Haydar Baş'tan İncirlik uyarısı
Abone olBTP Genel Başkanı Haydar Baş, 1. Cihan Savaşı öncesi gibi bir oyunla karşı karşıya bulunduğuna işaret ederek, bu oyunun İncirlik üzerinden oynandığını savundu.
BTP Genel Başkanı Prof. Dr. Haydar Baş, Türkiye’nin, Yavuz ve
Midilli adlı iki gemi ile Osmanlının 1. Cihan Savaşına sokulması
gibi bir oyunla karşı karşıya bulunduğuna işaret ederek, bu oyunun
İncirlik üzerinden oynanmak istendiği konusunda yetkilileri uyardı.
İncirlik oyunu BTP Genel Başkanı Prof. Dr. Haydar Baş, asıl oyunun
Türkiye üzerine oynadığını dile getirerek, “Buradaki hesap şudur:
Madem burada gerçek pürüz Türkiye’dir, o halde nasıl Türkiye 1.
Dünya Savaşında Yavuz ve Midilli gibi iki gemi ile savaşın içinde
buldu ise aynen bu oyun şu anda İncirlik’te oynanmak isteniyor.
Siyasi iktidarın dikkat etmesi lazım. Aksi takdirde bir savaşa
Türkiye’nin girmesi demek Türkiye’nin bölünmesi demektir.”

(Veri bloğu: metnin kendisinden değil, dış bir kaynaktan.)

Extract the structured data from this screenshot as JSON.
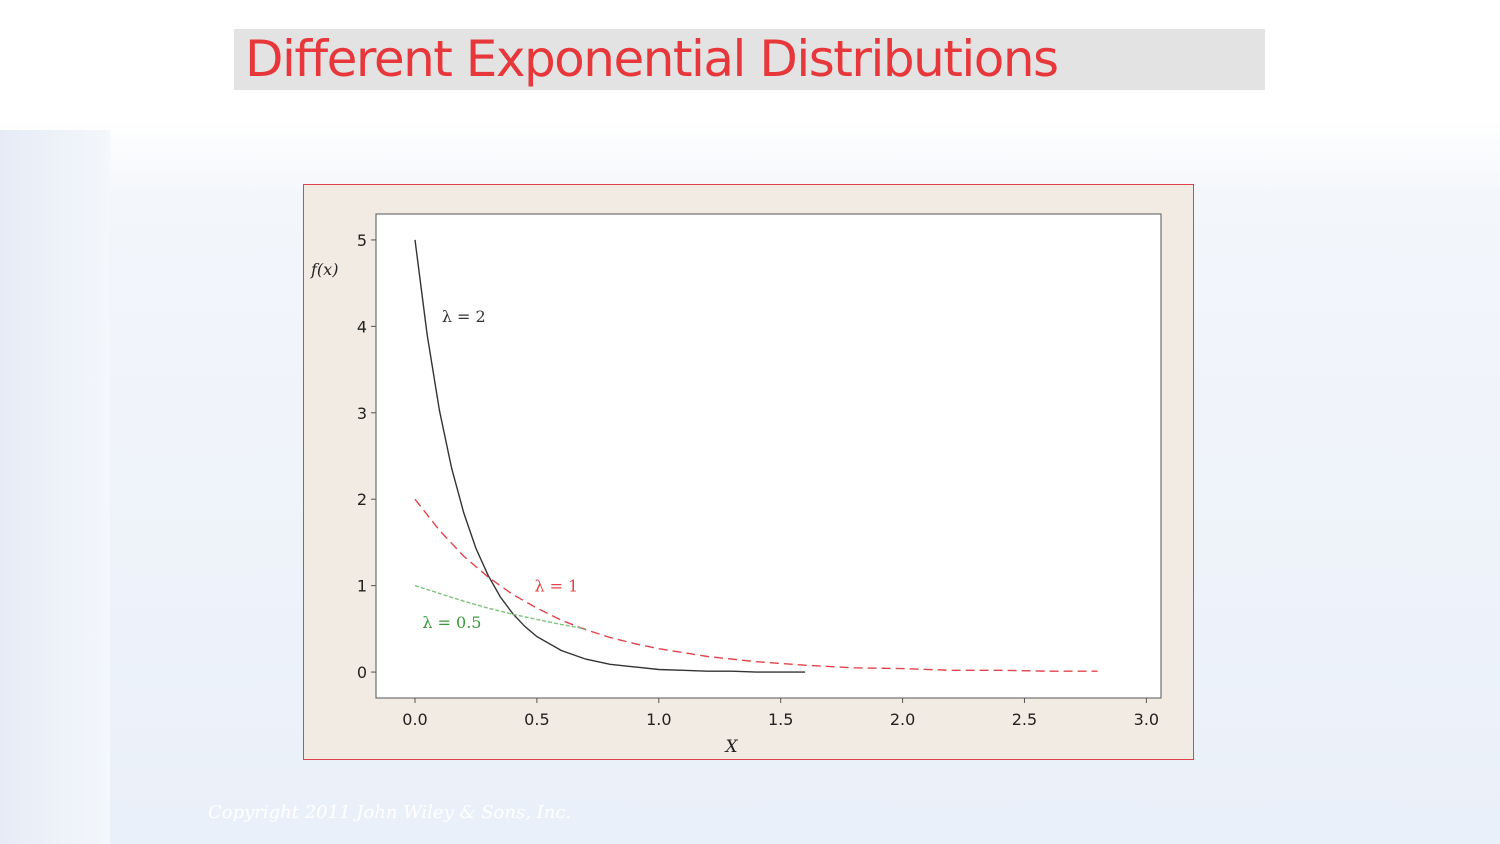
{
  "slide": {
    "title": "Different Exponential Distributions",
    "copyright": "Copyright 2011 John Wiley & Sons, Inc."
  },
  "colors": {
    "title": "#e8373a",
    "title_bar": "#e3e3e3",
    "frame_border": "#e0444a",
    "frame_fill": "#f2ebe3",
    "plot_bg": "#ffffff"
  },
  "chart_data": {
    "type": "line",
    "title": "",
    "xlabel": "X",
    "ylabel": "f(x)",
    "xlim": [
      -0.16,
      3.06
    ],
    "ylim": [
      -0.3,
      5.3
    ],
    "xticks": [
      0.0,
      0.5,
      1.0,
      1.5,
      2.0,
      2.5,
      3.0
    ],
    "xtick_labels": [
      "0.0",
      "0.5",
      "1.0",
      "1.5",
      "2.0",
      "2.5",
      "3.0"
    ],
    "yticks": [
      0,
      1,
      2,
      3,
      4,
      5
    ],
    "ytick_labels": [
      "0",
      "1",
      "2",
      "3",
      "4",
      "5"
    ],
    "grid": false,
    "legend": "none",
    "annotations": [
      {
        "text": "λ = 2",
        "x": 0.11,
        "y": 4.05,
        "color": "#333333"
      },
      {
        "text": "λ = 1",
        "x": 0.49,
        "y": 0.93,
        "color": "#e0444a"
      },
      {
        "text": "λ = 0.5",
        "x": 0.03,
        "y": 0.51,
        "color": "#3a9a3a"
      }
    ],
    "series": [
      {
        "label": "λ = 2",
        "color": "#333333",
        "dash": "solid",
        "x": [
          0.0,
          0.05,
          0.1,
          0.15,
          0.2,
          0.25,
          0.3,
          0.35,
          0.4,
          0.45,
          0.5,
          0.6,
          0.7,
          0.8,
          0.9,
          1.0,
          1.1,
          1.2,
          1.3,
          1.4,
          1.5,
          1.6
        ],
        "y": [
          5.0,
          3.9,
          3.03,
          2.36,
          1.84,
          1.43,
          1.12,
          0.87,
          0.68,
          0.53,
          0.41,
          0.25,
          0.15,
          0.09,
          0.06,
          0.03,
          0.02,
          0.01,
          0.01,
          0.0,
          0.0,
          0.0
        ]
      },
      {
        "label": "λ = 1",
        "color": "#e0444a",
        "dash": "dashed",
        "x": [
          0.0,
          0.1,
          0.2,
          0.3,
          0.4,
          0.5,
          0.6,
          0.7,
          0.8,
          0.9,
          1.0,
          1.2,
          1.4,
          1.6,
          1.8,
          2.0,
          2.2,
          2.4,
          2.6,
          2.8
        ],
        "y": [
          2.0,
          1.64,
          1.34,
          1.1,
          0.9,
          0.74,
          0.6,
          0.49,
          0.4,
          0.33,
          0.27,
          0.18,
          0.12,
          0.08,
          0.05,
          0.04,
          0.02,
          0.02,
          0.01,
          0.01
        ]
      },
      {
        "label": "λ = 0.5",
        "color": "#7cc47c",
        "dash": "dashed",
        "x": [
          0.0,
          0.1,
          0.2,
          0.3,
          0.4,
          0.5,
          0.6,
          0.7
        ],
        "y": [
          1.0,
          0.91,
          0.82,
          0.74,
          0.67,
          0.61,
          0.55,
          0.5
        ]
      }
    ]
  }
}
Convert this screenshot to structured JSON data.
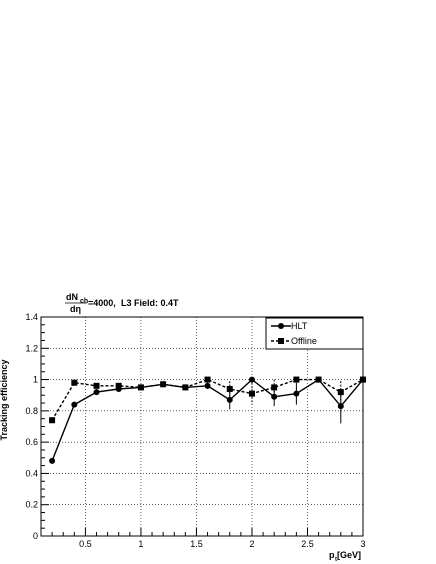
{
  "chart_data": {
    "type": "line",
    "annotation": {
      "numerator": "dN",
      "numerator_sub": "ch",
      "denominator": "dη",
      "value": "=4000,",
      "field": "L3 Field: 0.4T"
    },
    "xlabel": {
      "main": "p",
      "sub": "t",
      "unit": " [GeV]"
    },
    "ylabel": "Tracking efficiency",
    "xlim": [
      0.1,
      3.0
    ],
    "ylim": [
      0.0,
      1.4
    ],
    "x_tick_labels": [
      "0.5",
      "1",
      "1.5",
      "2",
      "2.5",
      "3"
    ],
    "y_tick_labels": [
      "0",
      "0.2",
      "0.4",
      "0.6",
      "0.8",
      "1",
      "1.2",
      "1.4"
    ],
    "grid": true,
    "legend_position": "top-right",
    "series": [
      {
        "name": "HLT",
        "marker": "circle",
        "line_style": "solid",
        "x": [
          0.2,
          0.4,
          0.6,
          0.8,
          1.0,
          1.2,
          1.4,
          1.6,
          1.8,
          2.0,
          2.2,
          2.4,
          2.6,
          2.8,
          3.0
        ],
        "y": [
          0.48,
          0.84,
          0.92,
          0.94,
          0.95,
          0.97,
          0.95,
          0.96,
          0.87,
          1.0,
          0.89,
          0.91,
          1.0,
          0.83,
          1.0
        ],
        "err": [
          0.01,
          0.01,
          0.015,
          0.01,
          0.01,
          0.01,
          0.015,
          0.02,
          0.06,
          0.0,
          0.06,
          0.07,
          0.0,
          0.11,
          0.0
        ]
      },
      {
        "name": "Offline",
        "marker": "square",
        "line_style": "dashed",
        "x": [
          0.2,
          0.4,
          0.6,
          0.8,
          1.0,
          1.2,
          1.4,
          1.6,
          1.8,
          2.0,
          2.2,
          2.4,
          2.6,
          2.8,
          3.0
        ],
        "y": [
          0.74,
          0.98,
          0.96,
          0.96,
          0.95,
          0.97,
          0.95,
          1.0,
          0.94,
          0.91,
          0.95,
          1.0,
          1.0,
          0.92,
          1.0
        ],
        "err": [
          0.01,
          0.01,
          0.01,
          0.01,
          0.01,
          0.01,
          0.01,
          0.0,
          0.05,
          0.07,
          0.05,
          0.0,
          0.0,
          0.07,
          0.0
        ]
      }
    ]
  }
}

Türkiye’yi engel görüyorlar Prof. Dr. Haydar Baş, Ortadoğu’nun
üzerinde birilerinin hesabı olduğuna işaret ederek, “Ortadoğu
halkının birbirine düşmesi, geçmişimiz Osmanlıya karşı gelmesi
durduk yerde olmuş bir hadise değildir” dedi. Prof. Dr. Baş,
şunları söyledi: “Bu bölgede gerek İsrail’in, gerekse ABD’nin, Batı
dünyasının önünde en büyük engel, bütün Batılılaşmak istemesine,
Tanzimat’tan bu tarafa Avrupalı olmak istemesine rağmen en büyük
engel Türkiye’dir. Çünkü Türkiye asırlar boyu bu coğrafyanın
insanına liderlik yaptı.” Geçen hafta Ortadoğu coğrafyası yoğun bir
gündem yaşadı. Irak’ta, seçimden başka her şeye benzeyen bir seçim
gerçekleşti. Bu coğrafyada hesabı olanlar hedeflerine bir adım daha
yaklaştı. Ardından bir adım daha atıldı. Lübnan eski başbakanı
Refik Hariri’ye suikast haberi geldi. Sorumlu adres olarak da hemen
Suriye gösterildi. Ve bu ülkeye yönelik bir takım gelişmeler
birbirini takip etti, ediyor. Çözmesini bilmeyenler açısından
çözülmesi zor denklemler özelliği taşıyan ve tabiî ki Türkiye’yi de
çok yakından ilgilendiren Ortadoğu’daki son gelişmeleri BTP Genel
Başkanı Prof. Dr. Haydar Baş tahlil etti. Nihat Hekimoğlu’nun
sorularını cevaplandıran Prof. Dr. Haydar Baş’ın yaptığı tahlilde
Ortadoğu’da cereyan eden tüm gelişmelerde asıl hedefin Türkiye
olduğu bir kez daha gözler önüne serildi. Muhterem Hocam, geçen
hafta Lübnan eski Başbakanı Refik Hariri öldürüldü. Bu olayın hemen
ardından ABD, öldürülme olayından Suriye’yi sorumlu tuttu ve
Suriye’nin Lübnan’daki askerlerini çekmesini talep etti. İran’la
zaten nükleer tesis sıkıntısı devam ediyor. Irak’ta bir seçim oldu.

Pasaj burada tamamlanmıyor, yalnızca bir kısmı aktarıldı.